Low-quality catheters were also found in the stores of other hospitals, which indicates "possible involvement of insiders in the scam", a health department official said.

The low-quality CVCs were supplied by a distributor in the Hatibagan area in the northern part of Kolkata for the last three to four months, he said.

"Such kinds of local CVCs are priced around Rs 1,500 but the distributor took Rs 4,177 for each device," the official said.

A CVC is a thin and flexible tube that is inserted into a vein to allow for the administration of fluids, blood, and other treatment. It's also clinically called a central line catheter.

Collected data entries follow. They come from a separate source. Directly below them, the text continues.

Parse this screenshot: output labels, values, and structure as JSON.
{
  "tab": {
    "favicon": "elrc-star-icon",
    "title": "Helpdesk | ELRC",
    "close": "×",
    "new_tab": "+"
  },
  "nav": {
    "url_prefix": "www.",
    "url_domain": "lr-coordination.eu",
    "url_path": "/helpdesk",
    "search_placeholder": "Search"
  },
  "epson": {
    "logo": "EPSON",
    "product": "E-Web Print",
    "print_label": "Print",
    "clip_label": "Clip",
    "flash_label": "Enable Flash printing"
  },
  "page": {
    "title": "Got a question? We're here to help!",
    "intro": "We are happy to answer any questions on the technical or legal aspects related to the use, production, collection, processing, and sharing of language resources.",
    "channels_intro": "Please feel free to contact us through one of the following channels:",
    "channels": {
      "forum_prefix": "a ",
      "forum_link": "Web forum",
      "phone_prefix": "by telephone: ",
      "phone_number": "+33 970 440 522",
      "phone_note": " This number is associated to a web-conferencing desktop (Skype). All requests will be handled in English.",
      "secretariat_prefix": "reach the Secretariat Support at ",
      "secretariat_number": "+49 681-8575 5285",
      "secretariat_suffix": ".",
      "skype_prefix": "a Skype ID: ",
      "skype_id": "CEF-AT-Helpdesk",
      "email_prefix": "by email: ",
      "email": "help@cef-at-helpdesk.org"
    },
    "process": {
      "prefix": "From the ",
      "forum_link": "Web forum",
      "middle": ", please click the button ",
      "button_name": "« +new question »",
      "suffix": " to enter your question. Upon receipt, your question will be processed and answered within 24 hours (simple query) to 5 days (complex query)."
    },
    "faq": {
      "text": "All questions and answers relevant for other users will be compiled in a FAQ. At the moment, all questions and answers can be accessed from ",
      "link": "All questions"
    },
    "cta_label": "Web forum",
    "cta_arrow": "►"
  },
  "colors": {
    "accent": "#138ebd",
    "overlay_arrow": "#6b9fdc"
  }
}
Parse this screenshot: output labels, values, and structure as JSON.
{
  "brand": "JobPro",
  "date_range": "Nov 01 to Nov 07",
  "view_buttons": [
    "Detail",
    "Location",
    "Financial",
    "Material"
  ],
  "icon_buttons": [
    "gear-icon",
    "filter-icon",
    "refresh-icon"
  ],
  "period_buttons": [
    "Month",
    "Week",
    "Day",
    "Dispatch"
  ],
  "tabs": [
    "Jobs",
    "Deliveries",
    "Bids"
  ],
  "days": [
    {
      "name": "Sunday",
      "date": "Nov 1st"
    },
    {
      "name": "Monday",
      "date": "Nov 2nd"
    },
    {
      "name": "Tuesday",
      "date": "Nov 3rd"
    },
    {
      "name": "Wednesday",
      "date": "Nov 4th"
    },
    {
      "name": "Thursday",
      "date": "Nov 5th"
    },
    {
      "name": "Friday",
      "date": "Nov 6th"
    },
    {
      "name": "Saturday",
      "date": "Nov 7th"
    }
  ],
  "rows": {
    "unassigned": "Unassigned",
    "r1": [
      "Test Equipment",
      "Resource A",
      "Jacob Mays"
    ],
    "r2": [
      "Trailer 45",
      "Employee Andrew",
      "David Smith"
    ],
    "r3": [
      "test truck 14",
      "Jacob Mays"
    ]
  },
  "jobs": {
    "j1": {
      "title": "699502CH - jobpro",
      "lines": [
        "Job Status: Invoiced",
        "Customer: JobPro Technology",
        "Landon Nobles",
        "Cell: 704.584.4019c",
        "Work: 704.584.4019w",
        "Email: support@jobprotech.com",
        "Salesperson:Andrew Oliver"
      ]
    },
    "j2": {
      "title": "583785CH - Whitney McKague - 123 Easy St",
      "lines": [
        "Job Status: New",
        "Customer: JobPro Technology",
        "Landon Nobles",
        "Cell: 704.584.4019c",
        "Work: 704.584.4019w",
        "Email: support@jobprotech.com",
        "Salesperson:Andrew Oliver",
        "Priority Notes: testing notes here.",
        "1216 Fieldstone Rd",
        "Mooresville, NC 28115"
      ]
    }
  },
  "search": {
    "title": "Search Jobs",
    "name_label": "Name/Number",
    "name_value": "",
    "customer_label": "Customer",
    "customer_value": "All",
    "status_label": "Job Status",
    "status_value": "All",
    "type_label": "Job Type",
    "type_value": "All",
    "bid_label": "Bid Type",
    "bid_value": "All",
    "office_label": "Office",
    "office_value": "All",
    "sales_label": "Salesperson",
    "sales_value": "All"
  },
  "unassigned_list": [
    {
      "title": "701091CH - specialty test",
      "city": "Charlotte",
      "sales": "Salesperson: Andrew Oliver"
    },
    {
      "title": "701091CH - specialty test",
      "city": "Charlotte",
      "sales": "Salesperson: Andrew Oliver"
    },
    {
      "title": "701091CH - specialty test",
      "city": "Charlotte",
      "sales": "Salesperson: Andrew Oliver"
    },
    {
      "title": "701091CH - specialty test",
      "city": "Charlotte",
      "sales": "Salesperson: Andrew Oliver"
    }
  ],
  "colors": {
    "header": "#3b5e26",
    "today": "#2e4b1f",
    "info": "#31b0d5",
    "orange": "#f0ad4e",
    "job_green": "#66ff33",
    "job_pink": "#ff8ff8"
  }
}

"An initial probe revealed that the distribution company Prakash Surgical had supplied the low-quality and locally manufactured catheters to several government hospitals instead of the CVCs of the government-designated international company.

"All the units will be tested and a proper investigation is on to find out who benefited from these supplies," the health department official said.

The distribution company blamed its employees for the supply of inferior quality catheters.

"I was sick for a few months. Some employees of the organisation made this mistake. We are taking back all those units that have gone to the hospitals. It's all about misunderstanding," an official of the distribution company told PTI.

According to another state health department official, a complaint was lodged with the police in this connection.

Asked about how many patients were affected by the usage of such low-quality CVCs, the official said, "The probe would also try to find that out".

According to sources in the health department, some of the staff of the hospitals' equipment receiving departments and some local officials of international organisations might be involved in the alleged irregularities.